Both men were gigantic egomaniacs who passionately believed themselves to have been sent by Providence to fulfill important roles in world history. The more powerful they became, the more convinced they were of the almost divine importance of their respective missions. They were both, obviously, thoroughly evil individuals who had no regard for human life and no compunction in sacrificing the lives of millions to fulfill their own warped, megalomaniacal obsessions.

Mussolini was less ideologically driven than Hitler. What constituted fascism in Italy was never, as a consequence, established with any degree of certainty or conviction. Policies changed with breathtaking rapidity, particularly in relation to foreign affairs. Hitler, however, was much more of a true believer in the ideology of National Socialism. His grand conception of a Nazi racial empire in Europe was markedly different in character from Italian colonialism in Abyssinia, which was largely concerned with the recovery of an imagined imperial greatness.

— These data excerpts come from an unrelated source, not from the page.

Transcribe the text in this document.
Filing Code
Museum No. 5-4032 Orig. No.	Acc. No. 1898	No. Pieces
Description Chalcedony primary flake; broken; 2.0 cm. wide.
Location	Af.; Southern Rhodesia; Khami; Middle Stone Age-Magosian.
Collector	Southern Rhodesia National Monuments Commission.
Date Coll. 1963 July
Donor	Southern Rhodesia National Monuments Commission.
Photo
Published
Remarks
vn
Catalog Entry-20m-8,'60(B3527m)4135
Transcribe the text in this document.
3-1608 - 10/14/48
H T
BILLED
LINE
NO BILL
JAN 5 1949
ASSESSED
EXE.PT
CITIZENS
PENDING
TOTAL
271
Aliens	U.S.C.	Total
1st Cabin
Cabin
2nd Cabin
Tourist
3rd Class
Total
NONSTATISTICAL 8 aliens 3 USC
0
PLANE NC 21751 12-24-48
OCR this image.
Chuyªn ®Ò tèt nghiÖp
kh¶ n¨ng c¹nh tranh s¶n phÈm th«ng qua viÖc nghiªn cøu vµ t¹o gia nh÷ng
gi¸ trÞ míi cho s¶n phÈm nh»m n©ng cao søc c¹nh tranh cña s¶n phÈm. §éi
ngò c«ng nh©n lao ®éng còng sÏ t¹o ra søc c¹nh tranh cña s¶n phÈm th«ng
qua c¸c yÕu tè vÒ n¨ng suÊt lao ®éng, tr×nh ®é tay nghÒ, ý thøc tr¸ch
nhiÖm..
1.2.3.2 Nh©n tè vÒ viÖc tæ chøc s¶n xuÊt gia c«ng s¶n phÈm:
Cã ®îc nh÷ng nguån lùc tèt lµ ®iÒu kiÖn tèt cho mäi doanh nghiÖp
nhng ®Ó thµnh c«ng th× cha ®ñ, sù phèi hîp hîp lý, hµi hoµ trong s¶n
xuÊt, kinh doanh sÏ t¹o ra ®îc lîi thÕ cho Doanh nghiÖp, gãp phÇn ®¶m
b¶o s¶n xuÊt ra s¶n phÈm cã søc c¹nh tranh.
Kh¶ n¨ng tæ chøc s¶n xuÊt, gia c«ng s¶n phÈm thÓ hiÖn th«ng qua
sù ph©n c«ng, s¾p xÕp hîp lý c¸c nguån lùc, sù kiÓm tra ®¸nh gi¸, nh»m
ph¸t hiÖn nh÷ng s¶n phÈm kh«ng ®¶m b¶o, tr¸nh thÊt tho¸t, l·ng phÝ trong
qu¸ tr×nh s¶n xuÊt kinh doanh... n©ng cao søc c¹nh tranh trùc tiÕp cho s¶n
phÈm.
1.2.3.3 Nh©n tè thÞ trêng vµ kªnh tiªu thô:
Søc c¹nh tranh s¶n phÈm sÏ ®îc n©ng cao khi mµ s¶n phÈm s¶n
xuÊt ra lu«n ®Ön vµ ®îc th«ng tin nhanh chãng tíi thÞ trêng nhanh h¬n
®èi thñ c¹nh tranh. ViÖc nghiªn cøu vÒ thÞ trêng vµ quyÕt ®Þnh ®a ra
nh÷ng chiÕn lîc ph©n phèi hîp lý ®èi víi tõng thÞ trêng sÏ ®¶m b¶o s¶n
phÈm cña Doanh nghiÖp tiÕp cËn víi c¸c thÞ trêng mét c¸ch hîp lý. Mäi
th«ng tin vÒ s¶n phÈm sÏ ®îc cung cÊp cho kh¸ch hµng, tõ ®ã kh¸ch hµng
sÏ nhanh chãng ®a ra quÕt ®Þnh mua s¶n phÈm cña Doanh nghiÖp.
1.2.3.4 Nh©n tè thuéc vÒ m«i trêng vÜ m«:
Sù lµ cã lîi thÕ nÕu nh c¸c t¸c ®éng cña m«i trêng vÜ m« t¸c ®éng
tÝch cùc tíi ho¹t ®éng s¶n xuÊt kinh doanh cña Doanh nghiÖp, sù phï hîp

Despite his background as a fascist, Mussolini was less radical than Hitler. Fascism as it developed under "Il Duce" was generally a reactionary ideology used by conservative forces to counter the growing threat of anarchism and communism, especially in Italy's rural areas. National Socialism, on the other hand, envisaged a complete transformation of society along racial lines. This reflected Hitler's monomaniacal obsession with race, an obsession not shared by Mussolini.

Ashley Kannan eNotes educator| Certified Educator

I suppose the consolidation of power and increased control would represent both leaders' guiding principles.  They passionately believed that their visions for their nations represented "the path" and was vitally important for their nations' futures.  They both believed in eliminating opposition, by any means necessary and were fervent in their idea that they should embody their nations' present and future.  The magnitude of self was a principle and idea to which both leaders clung to with the greatest of zeal and passion.  There was little in way of planning for after their absence for each leader believed in the "now" and the idea that they embodied that particular moment.

pohnpei397 eNotes educator| Certified Educator

For Hitler the ultimate goal was to control the entire world.  I do not believe that Mussolini had any such grandiose plans.  However, he was motivated by a desire to restore a Roman Empire of sorts (except he looked more to Africa than to Europe for his empire).

For both men, the guiding principle was fascism.  Fascism believes that a singler person should be the undisputed leader of a society.  This society should be as homogeneous as possible in terms of ethnicity and in political thought (it should be completely dedicated to the leader).